Bilcon seeks damages

A New Jersey-based company called Bilcon had plans to build a quarry on Digby Neck. This is a gorgeous, environmentally sensitive spot: a narrow arm of basalt sticking out into an ocean that is home to sensitive whale populations and a healthy lobster fishery.

The quarry would have seen tons of basalt ripped out of the ground and sent to the US for use in building roads. All-in-all, a Class A project when it comes to environmental benefits.

After much lobbying, those opposed to the quarry were able to convince the powers that be that the project merited a full panel review -- the most in-depth level of environmental assessment. The review ruled that the quarry should not proceed.

Now Bilcon is seeking $188 million in compensation for this "regulatory failure."

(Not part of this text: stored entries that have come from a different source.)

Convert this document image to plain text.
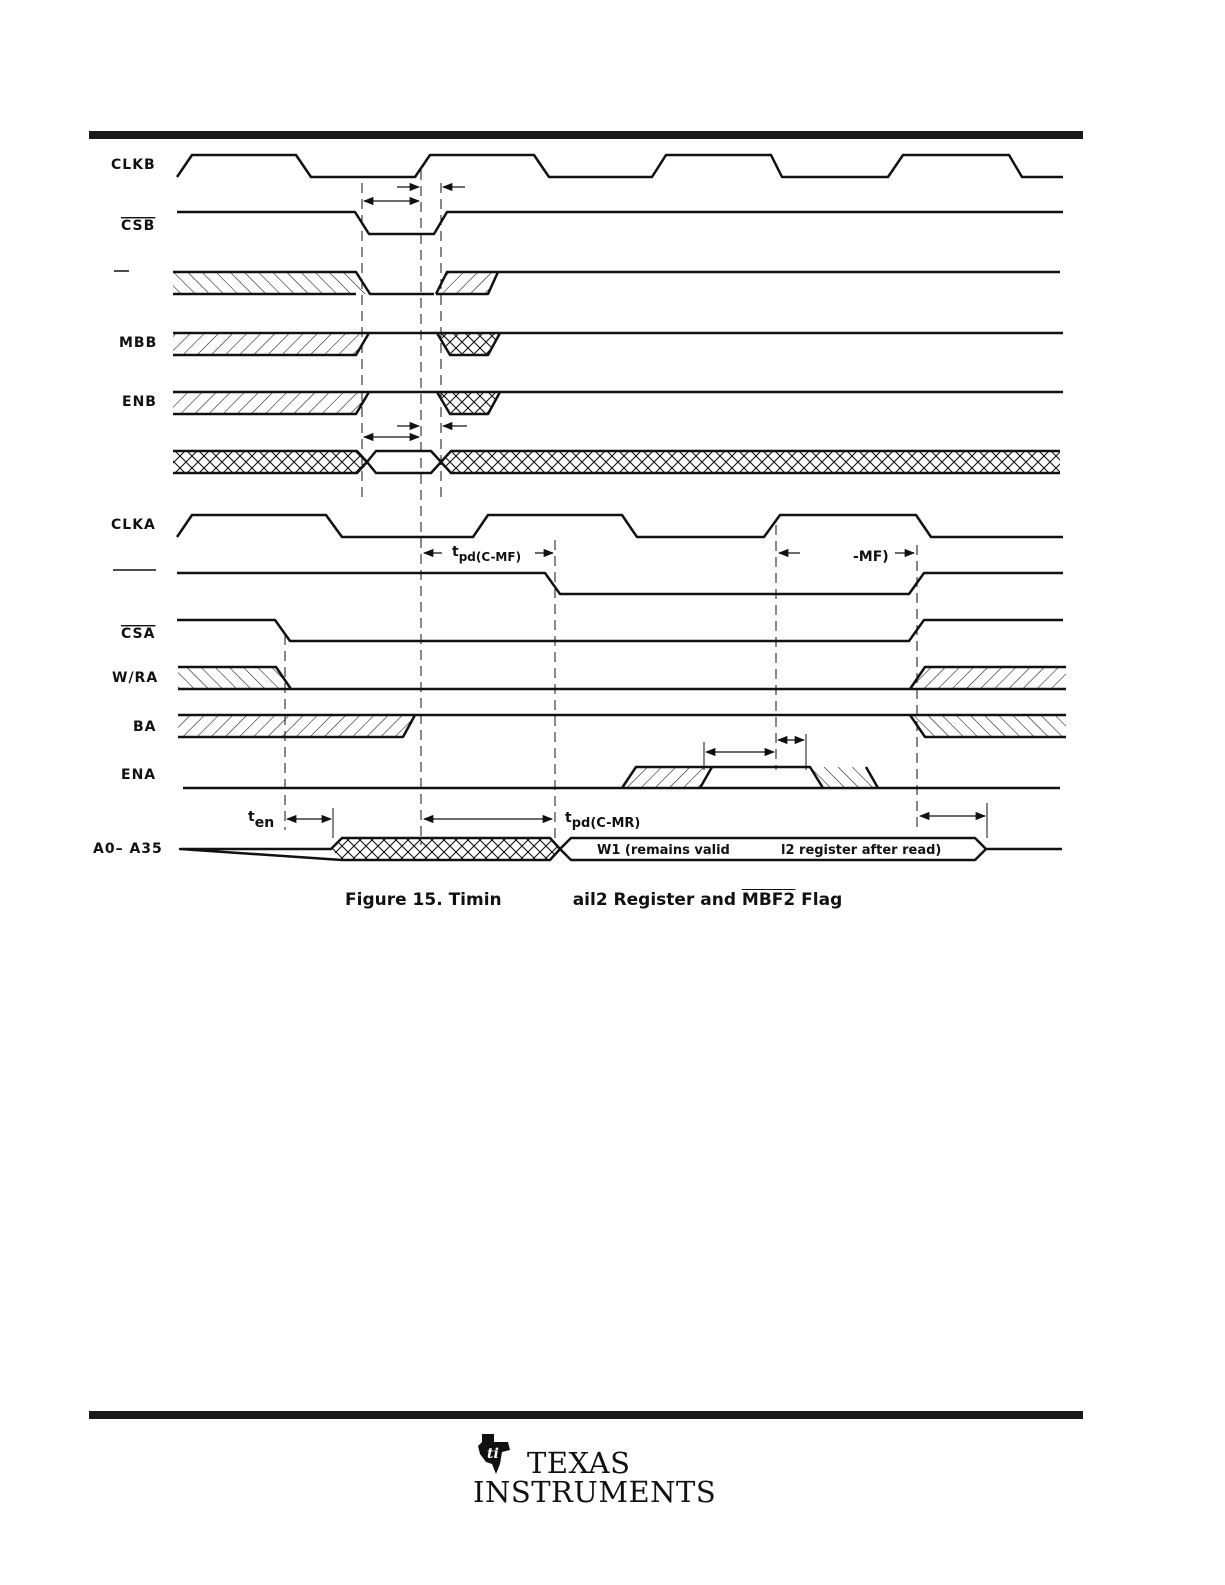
CLKB
CSB
MBB
ENB
CLKA
CSA
W/RA
BA
ENA
A0– A35
tpd(C-MF)	-MF)
ten	tpd(C-MR)
W1 (remains valid	l2 register after read)
Figure 15. Timin	ail2 Register and MBF2 Flag
ti TEXAS
INSTRUMENTS
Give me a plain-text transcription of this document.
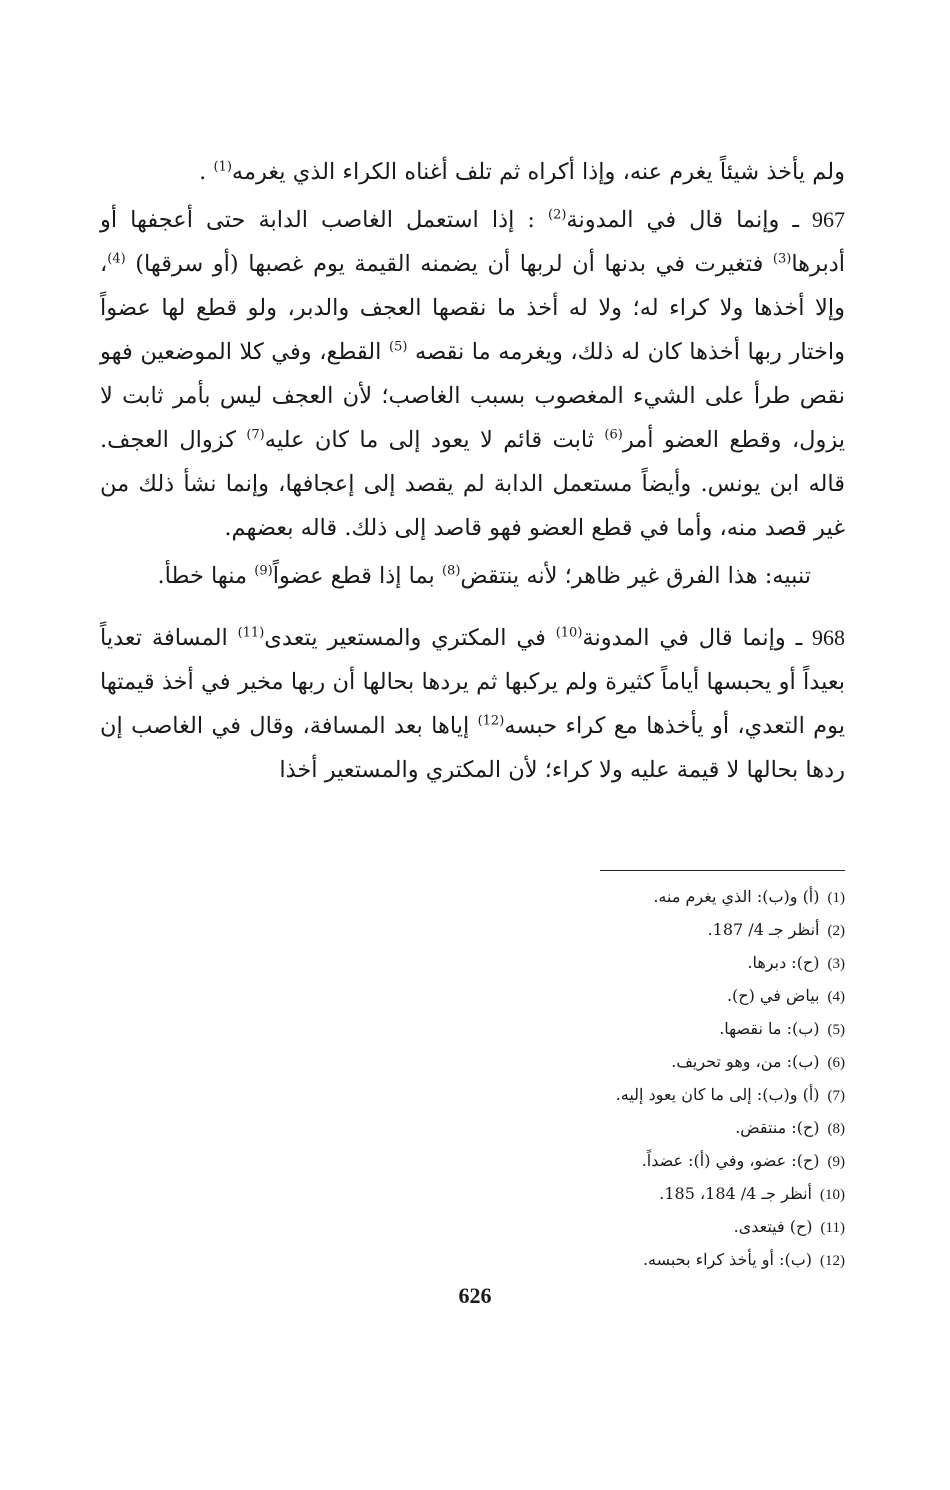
ولم يأخذ شيئاً يغرم عنه، وإذا أكراه ثم تلف أغناه الكراء الذي يغرمه$^{(1)}$ .

967 ـ وإنما قال في المدونة$^{(2)}$ : إذا استعمل الغاصب الدابة حتى أعجفها أو أدبرها$^{(3)}$ فتغيرت في بدنها أن لربها أن يضمنه القيمة يوم غصبها (أو سرقها) $^{(4)}$، وإلا أخذها ولا كراء له؛ ولا له أخذ ما نقصها العجف والدبر، ولو قطع لها عضواً واختار ربها أخذها كان له ذلك، ويغرمه ما نقصه $^{(5)}$ القطع، وفي كلا الموضعين فهو نقص طرأ على الشيء المغصوب بسبب الغاصب؛ لأن العجف ليس بأمر ثابت لا يزول، وقطع العضو أمر$^{(6)}$ ثابت قائم لا يعود إلى ما كان عليه$^{(7)}$ كزوال العجف. قاله ابن يونس. وأيضاً مستعمل الدابة لم يقصد إلى إعجافها، وإنما نشأ ذلك من غير قصد منه، وأما في قطع العضو فهو قاصد إلى ذلك. قاله بعضهم.

تنبيه: هذا الفرق غير ظاهر؛ لأنه ينتقض$^{(8)}$ بما إذا قطع عضواً$^{(9)}$ منها خطأ.

968 ـ وإنما قال في المدونة$^{(10)}$ في المكتري والمستعير يتعدى$^{(11)}$ المسافة تعدياً بعيداً أو يحبسها أياماً كثيرة ولم يركبها ثم يردها بحالها أن ربها مخير في أخذ قيمتها يوم التعدي، أو يأخذها مع كراء حبسه$^{(12)}$ إياها بعد المسافة، وقال في الغاصب إن ردها بحالها لا قيمة عليه ولا كراء؛ لأن المكتري والمستعير أخذا

(1)(أ) و(ب): الذي يغرم منه.
(2)أنظر جـ 4/ 187.
(3)(ح): دبرها.
(4)بياض في (ح).
(5)(ب): ما نقصها.
(6)(ب): من، وهو تحريف.
(7)(أ) و(ب): إلى ما كان يعود إليه.
(8)(ح): منتقض.
(9)(ح): عضو، وفي (أ): عضداً.
(10)أنظر جـ 4/ 184، 185.
(11)(ح) فيتعدى.
(12)(ب): أو يأخذ كراء بحبسه.
626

As Jim Meek writes in the Halifax Chronicle-Herald:

Mr. Appleton, a veteran international trade litigator who has written books on NAFTA, said Monday that the "wheels fell off" this regulatory process.

The Fournier panel "included novel, non-scientific criteria" in its decision, Mr. Appleton said.

"They used this concept of community core values, which they had no authority to invoke. Bilcon was never informed of these community core value criteria so it could address them."

Imagine! Looking at community values! Ludicrous.

I just hope my kids don't hear about this litigation. What about the time last summer they asked me for ice cream? And I said we might get some? But using the non-scientific criteria that it was getting too close to dinner time, I wound up saying no. Their expectations were shattered. I should have compensated them with brownies -- or maybe an increase in allowance -- instead.